Van Dam's dwarf worm lizard (Zygaspis vandami), also known commonly as the sand-dwelling dwarf worm lizard and Van Dam's round-headed worm lizard, is a species of amphisbaenian in the family Amphisbaenidae. The species is native to southern Africa. There are two recognized subspecies.

==Etymology==
The specific name, vandami, is in honor of South African Herpetologist Gerhardus Petrus Frederick Van Dam (died 1927).

==Geographic range==
Z. vandami is found in Mozambique, South Africa, and Zimbabwe.

==Habitat==
The preferred natural habitats of Z. vandami are sand, sandy-soils, and humus-rich soils.

==Description==
One of the smaller species in its genus, Z. vandami usually has a snout-to-vent length (SVL) of 13–17 cm. The maximum recorded SVL is 18.5 cm. It is uniformly dark purplish brown dorsally, and light purple ventrally.
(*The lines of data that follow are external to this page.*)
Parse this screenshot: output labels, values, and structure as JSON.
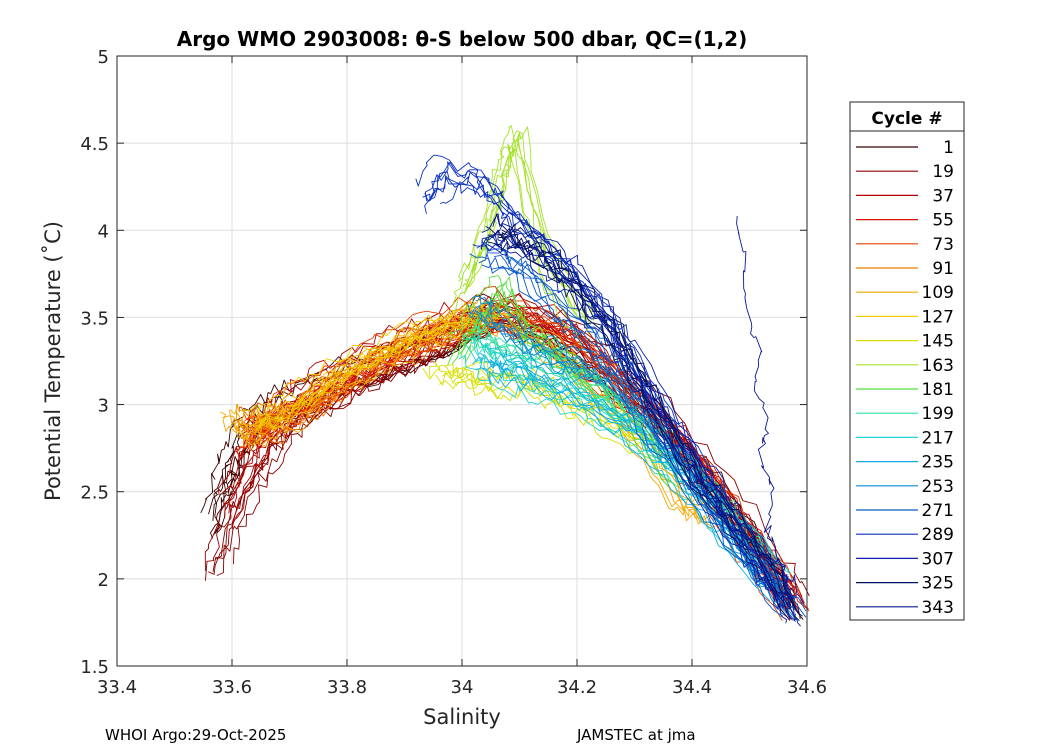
{
  "chart_data": {
    "type": "line",
    "title": "Argo WMO 2903008: θ-S below 500 dbar,  QC=(1,2)",
    "xlabel": "Salinity",
    "ylabel": "Potential Temperature (˚C)",
    "xlim": [
      33.4,
      34.6
    ],
    "ylim": [
      1.5,
      5
    ],
    "xticks": [
      33.4,
      33.6,
      33.8,
      34,
      34.2,
      34.4,
      34.6
    ],
    "xtick_labels": [
      "33.4",
      "33.6",
      "33.8",
      "34",
      "34.2",
      "34.4",
      "34.6"
    ],
    "yticks": [
      1.5,
      2,
      2.5,
      3,
      3.5,
      4,
      4.5,
      5
    ],
    "ytick_labels": [
      "1.5",
      "2",
      "2.5",
      "3",
      "3.5",
      "4",
      "4.5",
      "5"
    ],
    "grid": true,
    "legend": {
      "title": "Cycle #",
      "placement": "right-outside",
      "entries": [
        "1",
        "19",
        "37",
        "55",
        "73",
        "91",
        "109",
        "127",
        "145",
        "163",
        "181",
        "199",
        "217",
        "235",
        "253",
        "271",
        "289",
        "307",
        "325",
        "343"
      ],
      "colors": [
        "#3a0000",
        "#8b0000",
        "#b00000",
        "#d81000",
        "#e84000",
        "#ee7a00",
        "#f2a800",
        "#f2cc00",
        "#d6e000",
        "#a6e22a",
        "#55e040",
        "#2ee0a0",
        "#20d6d0",
        "#10aee0",
        "#0a8ad6",
        "#0a5ac8",
        "#0a30c0",
        "#0a1ea8",
        "#061060",
        "#0a1a90"
      ]
    },
    "series": [
      {
        "name": "1",
        "x": [
          33.565,
          33.58,
          33.6,
          33.62,
          33.65,
          33.7,
          33.75,
          33.82,
          33.9,
          33.98,
          34.05,
          34.15,
          34.25,
          34.35,
          34.45,
          34.52,
          34.58
        ],
        "y": [
          2.35,
          2.55,
          2.7,
          2.85,
          2.95,
          3.05,
          3.12,
          3.22,
          3.3,
          3.4,
          3.55,
          3.4,
          3.15,
          2.9,
          2.55,
          2.2,
          1.85
        ]
      },
      {
        "name": "19",
        "x": [
          33.575,
          33.6,
          33.64,
          33.68,
          33.72,
          33.78,
          33.85,
          33.92,
          33.98,
          34.05,
          34.15,
          34.25,
          34.35,
          34.45,
          34.55,
          34.58
        ],
        "y": [
          2.1,
          2.35,
          2.6,
          2.8,
          2.95,
          3.05,
          3.18,
          3.28,
          3.38,
          3.55,
          3.5,
          3.25,
          2.95,
          2.55,
          2.05,
          1.9
        ]
      },
      {
        "name": "37",
        "x": [
          33.59,
          33.63,
          33.68,
          33.73,
          33.8,
          33.87,
          33.94,
          34.0,
          34.08,
          34.18,
          34.28,
          34.38,
          34.48,
          34.57
        ],
        "y": [
          2.4,
          2.7,
          2.92,
          3.05,
          3.18,
          3.3,
          3.4,
          3.48,
          3.55,
          3.45,
          3.15,
          2.8,
          2.35,
          1.92
        ]
      },
      {
        "name": "55",
        "x": [
          33.62,
          33.66,
          33.72,
          33.78,
          33.85,
          33.92,
          34.0,
          34.08,
          34.18,
          34.28,
          34.4,
          34.5,
          34.58
        ],
        "y": [
          2.8,
          2.95,
          3.05,
          3.15,
          3.3,
          3.4,
          3.48,
          3.52,
          3.4,
          3.1,
          2.7,
          2.25,
          1.85
        ]
      },
      {
        "name": "73",
        "x": [
          33.63,
          33.67,
          33.72,
          33.78,
          33.85,
          33.92,
          34.0,
          34.08,
          34.18,
          34.3,
          34.42,
          34.52,
          34.58
        ],
        "y": [
          2.85,
          2.9,
          3.0,
          3.12,
          3.26,
          3.38,
          3.48,
          3.55,
          3.42,
          3.05,
          2.6,
          2.15,
          1.85
        ]
      },
      {
        "name": "91",
        "x": [
          33.61,
          33.64,
          33.68,
          33.74,
          33.8,
          33.87,
          33.94,
          34.0,
          34.06
        ],
        "y": [
          2.9,
          2.86,
          2.9,
          3.0,
          3.15,
          3.28,
          3.38,
          3.46,
          3.52
        ]
      },
      {
        "name": "109",
        "x": [
          33.6,
          33.63,
          33.67,
          33.73,
          33.8,
          33.88,
          33.95,
          34.02,
          34.1,
          34.2,
          34.3,
          34.38,
          34.43
        ],
        "y": [
          2.95,
          2.84,
          2.88,
          3.0,
          3.18,
          3.3,
          3.42,
          3.5,
          3.48,
          3.2,
          2.85,
          2.45,
          2.36
        ]
      },
      {
        "name": "127",
        "x": [
          33.64,
          33.68,
          33.74,
          33.8,
          33.87,
          33.94,
          34.0,
          34.06
        ],
        "y": [
          2.88,
          2.92,
          3.05,
          3.18,
          3.3,
          3.4,
          3.46,
          3.5
        ]
      },
      {
        "name": "145",
        "x": [
          33.96,
          34.0,
          34.05,
          34.1,
          34.16,
          34.22,
          34.3
        ],
        "y": [
          3.15,
          3.18,
          3.12,
          3.16,
          3.05,
          2.98,
          2.8
        ]
      },
      {
        "name": "163",
        "x": [
          34.0,
          34.03,
          34.06,
          34.08,
          34.1,
          34.15,
          34.22
        ],
        "y": [
          3.6,
          3.8,
          4.1,
          4.4,
          4.5,
          3.8,
          3.4
        ]
      },
      {
        "name": "181",
        "x": [
          34.0,
          34.04,
          34.08,
          34.12,
          34.18,
          34.24,
          34.3,
          34.38
        ],
        "y": [
          3.3,
          3.55,
          3.7,
          3.45,
          3.3,
          3.15,
          2.95,
          2.6
        ]
      },
      {
        "name": "199",
        "x": [
          34.02,
          34.06,
          34.12,
          34.2,
          34.28,
          34.36,
          34.45,
          34.52
        ],
        "y": [
          3.45,
          3.35,
          3.3,
          3.2,
          3.0,
          2.8,
          2.45,
          2.15
        ]
      },
      {
        "name": "217",
        "x": [
          34.02,
          34.06,
          34.12,
          34.2,
          34.28,
          34.36,
          34.45,
          34.55
        ],
        "y": [
          3.3,
          3.2,
          3.1,
          3.0,
          2.85,
          2.65,
          2.35,
          2.0
        ]
      },
      {
        "name": "235",
        "x": [
          34.04,
          34.08,
          34.14,
          34.22,
          34.3,
          34.38,
          34.46,
          34.55
        ],
        "y": [
          3.25,
          3.22,
          3.18,
          3.05,
          2.88,
          2.62,
          2.3,
          1.95
        ]
      },
      {
        "name": "253",
        "x": [
          34.03,
          34.08,
          34.14,
          34.2,
          34.26,
          34.34,
          34.42,
          34.5,
          34.58
        ],
        "y": [
          3.55,
          3.45,
          3.3,
          3.25,
          3.15,
          2.9,
          2.55,
          2.15,
          1.82
        ]
      },
      {
        "name": "271",
        "x": [
          34.04,
          34.1,
          34.18,
          34.24,
          34.28,
          34.34,
          34.42,
          34.5,
          34.58
        ],
        "y": [
          3.9,
          3.8,
          3.55,
          3.35,
          3.2,
          2.85,
          2.5,
          2.15,
          1.82
        ]
      },
      {
        "name": "289",
        "x": [
          33.94,
          33.98,
          34.04,
          34.08,
          34.14,
          34.2,
          34.26,
          34.32,
          34.4,
          34.48,
          34.56
        ],
        "y": [
          4.2,
          4.35,
          4.3,
          4.15,
          3.95,
          3.75,
          3.5,
          3.15,
          2.75,
          2.35,
          1.9
        ]
      },
      {
        "name": "307",
        "x": [
          34.04,
          34.08,
          34.14,
          34.2,
          34.26,
          34.32,
          34.38,
          34.44,
          34.5,
          34.56,
          34.58
        ],
        "y": [
          3.95,
          3.98,
          3.88,
          3.7,
          3.45,
          3.1,
          2.75,
          2.45,
          2.2,
          1.95,
          1.8
        ]
      },
      {
        "name": "325",
        "x": [
          34.06,
          34.1,
          34.16,
          34.22,
          34.28,
          34.34,
          34.4,
          34.46,
          34.52,
          34.58
        ],
        "y": [
          4.0,
          3.95,
          3.82,
          3.6,
          3.35,
          3.0,
          2.65,
          2.4,
          2.15,
          1.82
        ]
      },
      {
        "name": "343",
        "x": [
          34.48,
          34.49,
          34.5,
          34.52,
          34.51,
          34.53,
          34.52,
          34.54,
          34.53,
          34.55,
          34.56,
          34.57
        ],
        "y": [
          4.1,
          3.8,
          3.5,
          3.3,
          3.1,
          2.9,
          2.7,
          2.5,
          2.3,
          2.15,
          2.0,
          1.85
        ]
      }
    ]
  },
  "footer": {
    "left": "WHOI Argo:29-Oct-2025",
    "right": "JAMSTEC at jma"
  }
}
The chin and the anal area are white.

==Behavior==
A burrowing species, Z. vandami is usually found under logs and stones.

==Reproduction==
Z. vandami is oviparous.

==Subspecies==
Two subspecies are recognized as being valid, including the nominotypical subspecies.
- Zygaspis vandami arenicola D. Broadley & S. Broadley, 1997
- Zygaspis vandami vandami (V. FitzSimons, 1930)

Nota bene: A trinomial authority in parentheses indicates that the subspecies was originally described in a genus other than Zygaspis.